Chapter

  • Students' attitudes and beliefs can impede (or assist) learning statistics, and may affect the extent to which students will develop useful statistical thinking skills and apply what they have learned outside the classroom. This chapter alerts educators to the importance of assessing student attitudes and beliefs regarding statistics, describes and evaluates different methods developed to assess where students stand in this regard, provides suggestions for using and extending existing assessments, and outlines future research and instructional needs.

  • This chapter provides an overview for thinking about what teachers and students should know and be able to do with respect to learning statistics at the K-8 levels. Given the number of concepts to be considered and our limited knowledge about the complexities of learning these concepts, we focus on the understanding of graphical representations, examine examples of "good tasks" that may be used to assess graph knowledge, and reflect on what we have learned about the complexities of assessing students' graph knowledge, when using these tasks.

  • The purpose of this chapter is to examine a "model-eliciting activity", based on a "real-life" problem situation, in which students were provided with an opportunity to construct powerful ideas relating to data analysis and statistics, without explicitly being taught. Student results of this activity will be examined that reveal the somewhat surprising fact that children, even those who traditionally do not perform well in mathematics, can invent more powerful ideas relating to trends, averages, and graphical representations of data than their teacers ever anticipated. The student results shared in this chapter are not unique. In classrooms where we have piloted and refined problems (including the ones presented), one common observation is that many of the children who emerge as "most productive" are often those whose mathematical abilities had not been recognized or rewarded by their teachers in the past.

  • Statistics should be introduced with clear linkages to the mathematics that students already understand and within contexts that students find meaningful. Otherwise, students may learn statistics in rote fashion or apply statistics in a merely instrumental fashion and draw erroneous conclusions from data. In this chapter we present two examples of the use of simple assessment techniques that uncovered students' poor understanding of statistical concepts.

  • We believe that connected understanding among concepts is necessary for successful statistical reasoning and problem solving. Two of our major instructional goals in teaching statistics at any level are to assist students in gaining connected understanding and to assess their understanding. In this chapter, we will explore the following questions: (1) Why is connected understanding important in statistics education?, (2) What models of connected understanding are useful in thinking about statistics education?, (3) How can connected understanding be represented visually?, and (4) What approaches exist for assessing connected understanding?

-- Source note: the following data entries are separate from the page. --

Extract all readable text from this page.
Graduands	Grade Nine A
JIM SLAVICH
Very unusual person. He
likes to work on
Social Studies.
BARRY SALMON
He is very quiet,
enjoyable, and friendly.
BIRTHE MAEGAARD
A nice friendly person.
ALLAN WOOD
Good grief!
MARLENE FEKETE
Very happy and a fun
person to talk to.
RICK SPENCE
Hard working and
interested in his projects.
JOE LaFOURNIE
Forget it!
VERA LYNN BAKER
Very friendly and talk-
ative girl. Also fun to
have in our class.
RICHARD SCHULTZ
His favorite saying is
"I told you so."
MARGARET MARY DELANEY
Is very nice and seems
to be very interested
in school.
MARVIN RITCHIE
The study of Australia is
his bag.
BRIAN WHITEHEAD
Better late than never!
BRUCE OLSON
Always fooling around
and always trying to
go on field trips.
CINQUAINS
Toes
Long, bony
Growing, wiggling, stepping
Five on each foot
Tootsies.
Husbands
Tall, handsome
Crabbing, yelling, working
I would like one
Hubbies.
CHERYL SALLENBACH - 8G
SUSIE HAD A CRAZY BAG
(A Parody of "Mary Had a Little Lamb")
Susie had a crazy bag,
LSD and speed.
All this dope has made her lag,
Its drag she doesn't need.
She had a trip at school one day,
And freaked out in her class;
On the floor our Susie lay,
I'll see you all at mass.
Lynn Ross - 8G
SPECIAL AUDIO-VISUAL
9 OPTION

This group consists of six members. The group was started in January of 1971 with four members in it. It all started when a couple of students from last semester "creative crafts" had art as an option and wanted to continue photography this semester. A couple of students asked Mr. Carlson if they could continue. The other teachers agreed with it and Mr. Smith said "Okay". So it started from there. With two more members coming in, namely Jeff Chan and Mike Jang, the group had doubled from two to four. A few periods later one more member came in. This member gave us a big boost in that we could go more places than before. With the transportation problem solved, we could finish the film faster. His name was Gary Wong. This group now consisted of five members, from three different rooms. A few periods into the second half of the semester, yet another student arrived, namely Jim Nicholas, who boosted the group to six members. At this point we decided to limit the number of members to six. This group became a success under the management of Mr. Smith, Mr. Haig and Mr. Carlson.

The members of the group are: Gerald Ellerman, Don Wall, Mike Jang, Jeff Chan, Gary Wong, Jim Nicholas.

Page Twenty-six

  • The goals of this chapter are (a) to address the need to assess statistical thinking as it occurs in social settings outside the classroom, (b) to suggest a hierarchy for judging outcomes, (c) to provide examples of viable assessment based on items from the media, and (d) to discuss the implications for classroom practice.

  • The ability to interpret and predict from data presented in graphical form is a higher-order thinking skill that is a necessity in our highly technological society. Recent recommendations for the mathematics and science education communities have therefore stressed the importance of engaging learners in real life statistical tasks given in a setting that will promote effective problem solving. Since the small-group setting has been shown to be a fertile environment in which problem solving can occur, we have used that setting for engaging students in data analysis tasks. However, there is a dearth of ideas related to how to assess students' behavior, thinking, and performance in such a setting. The purpose of this chapter is to describe a framework for assessing students' problem solving behaviors on a graph task as they work within a small-group setting.

  • The main purpose of this chapter is to offer practical advice to teachers who want to use projects in their courses. In this chapter some examples of projects are given, two assessment models are explained, and teachers' experiences are described. The project models and examples described have been used with students of 14 to 18 years of age, but can be adapted for younger or older students as well.

  • Over a number of years the external examiners of a regional statistics course for 18-year-old students in schools and colleges in the United Kingdom became aware that the method of assessment was distorting the teaching and learning process, that the things being assessed were not the things that the examiners thought most important for the students to know. This chapter shows how the assessment methods were changed by adding in a compulsory project and reflects on the impact of this change on the teaching and learning of statistics.

  • In this chapter, the process of developing a form of alternative assessment, the portfolio, will be described. The portfolio is a purposeful collection of student work that exhibits the student's efforts, progress and achievements over time. Portfolio develpment supports the assessment of long-term projects, encourages student-initiated revision and provides a context for presentation, guidance, and critique. The purpose of portfolio development is the same no matter the course or age of the students, to display the products of instruction in a way which challenges teachers and students to focus on meaningful outcomes. The context in which the use of portfolios is described here is a graduate level statistics course where an additional purpose is to provide students with an organized reference on statistical programming, analylsis, and interpretation. However, the process used in developing portfolios and the important issues surrounding portfolio assessment can easily be generalized to different educational levels and subject areas. Some of the questions addressed in this chapter are 1) What is the underlying belief concerning knowledge construction which guides portfolio assessment?, 2) How do you develop and use portfolios?, 3) What does a portfolio look like?, and 4) What are the major considerations in deciding to use portfolio assessment?